Górnik Zabrze zremisował w sobotnim spotkaniu z Jagiellonią. Wynik z Białegostoku oznacza, że „Trójkolorowi” wywożą pierwszą tej wiosny zdobycz punktową z wyjazdu. Takie rozstrzygnięcie docenia Łukasza Wolsztyński. – Możemy się cieszyć. Jagiellonia dwukrotnie prowadziła w tym meczu, a my zdołaliśmy odrobić straty. Walczyliśmy do końca i udało się osiągnąć wynik remisowy.
Marcin Brosz dokonał kilku zmian w wyjściowej jedenastce, co mogło mieć wpływ na rozumienie się zawodników na boisku. Na murawie od pierwszych minut nie oglądaliśmy hiszpańskiego duetu Angulo-Jimenez. – Trener trochę pozmieniał skład. Szansę dostało kilku innych piłkarzy. Mecz toczył się głównie w środku pola, tak to wyglądało. Nasza walka do końca została nagrodzona. – komentował pomocnik Górnika.

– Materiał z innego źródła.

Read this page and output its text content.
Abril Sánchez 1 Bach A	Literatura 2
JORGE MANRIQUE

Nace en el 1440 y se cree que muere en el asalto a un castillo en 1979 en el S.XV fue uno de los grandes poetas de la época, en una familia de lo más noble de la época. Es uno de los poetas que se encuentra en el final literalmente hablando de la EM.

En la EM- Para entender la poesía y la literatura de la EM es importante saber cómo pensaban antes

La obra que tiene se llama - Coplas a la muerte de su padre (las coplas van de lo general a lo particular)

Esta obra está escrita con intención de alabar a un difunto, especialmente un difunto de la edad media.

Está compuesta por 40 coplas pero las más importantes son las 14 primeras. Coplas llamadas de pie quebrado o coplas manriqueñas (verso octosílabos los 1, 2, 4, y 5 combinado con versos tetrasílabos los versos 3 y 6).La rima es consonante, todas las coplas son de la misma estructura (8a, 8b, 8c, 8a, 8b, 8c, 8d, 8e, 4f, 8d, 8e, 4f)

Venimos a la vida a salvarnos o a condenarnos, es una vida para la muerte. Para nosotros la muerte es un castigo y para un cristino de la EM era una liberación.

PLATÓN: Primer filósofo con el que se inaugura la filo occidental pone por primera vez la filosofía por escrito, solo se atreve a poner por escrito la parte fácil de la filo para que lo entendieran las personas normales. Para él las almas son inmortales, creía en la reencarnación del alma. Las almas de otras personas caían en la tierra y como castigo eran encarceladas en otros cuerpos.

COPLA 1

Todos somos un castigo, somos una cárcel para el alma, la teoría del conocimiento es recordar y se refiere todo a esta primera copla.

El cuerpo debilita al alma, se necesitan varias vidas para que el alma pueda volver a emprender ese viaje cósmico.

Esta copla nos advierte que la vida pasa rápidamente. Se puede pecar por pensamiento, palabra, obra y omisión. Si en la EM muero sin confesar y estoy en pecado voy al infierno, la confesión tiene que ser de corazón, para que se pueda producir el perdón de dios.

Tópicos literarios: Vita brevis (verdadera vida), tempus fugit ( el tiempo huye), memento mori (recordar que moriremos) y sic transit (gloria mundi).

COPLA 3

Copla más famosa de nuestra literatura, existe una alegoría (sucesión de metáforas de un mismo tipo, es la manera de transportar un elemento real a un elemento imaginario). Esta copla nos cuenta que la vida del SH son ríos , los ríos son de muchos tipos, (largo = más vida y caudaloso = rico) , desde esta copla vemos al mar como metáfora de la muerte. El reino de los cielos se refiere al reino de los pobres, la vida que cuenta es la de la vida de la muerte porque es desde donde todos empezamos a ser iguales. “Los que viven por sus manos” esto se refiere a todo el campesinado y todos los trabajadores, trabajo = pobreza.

Rzeczywiście, chociaż mecz nie układał się zabrzanom, zdołali doprowadzić do wyrównania i dzięki temu wracają do Zabrza z cennym punktem. Nie byłoby pewnie tego, gdyby nie Igor Angulo. Hiszpan ma wyjątkowy patent na Jagiellonię i tym razem zdołał ją ukąsić. Postawę lidera snajperów ekstraklasy doceniał Łukasz. – Igor jest niesamowity. Wszedł, zdobył gola podtrzymując tym samym swoją znakomitą passę przeciwko Jagiellonii. Potwierdził to, co wszyscy możemy obserwować, potrzebuje dwóch sytuacji, by zdobyć bramkę. – komplementuje Wolsztyn, który też miał okazję na zapisanie się w protokole meczowym asystą, bądź golem. – Ja także miałem sytuację po doskonałym zagraniu Szymona Żurkowskiego. Szukałem w polu karnym dogrania do kolegów, ale nie udało się dobrze wykończyć tej akcji.
Niezły wynik osiągnięty na ciężkim terenie cieszy i pewnie podbuduje zespół przed kolejnym meczem, kiedy na Roosevelta zawita rywal zza miedzy, Piast Gliwice. – Remis traktujemy dobrze, wywozimy z Białegostoku punkt i można się z tego cieszyć. Zapominamy już o tym spotkaniu i powoli skupiamy na kolejnym. W piątek czekają nas derby z Piastem, które trzeba wygrać.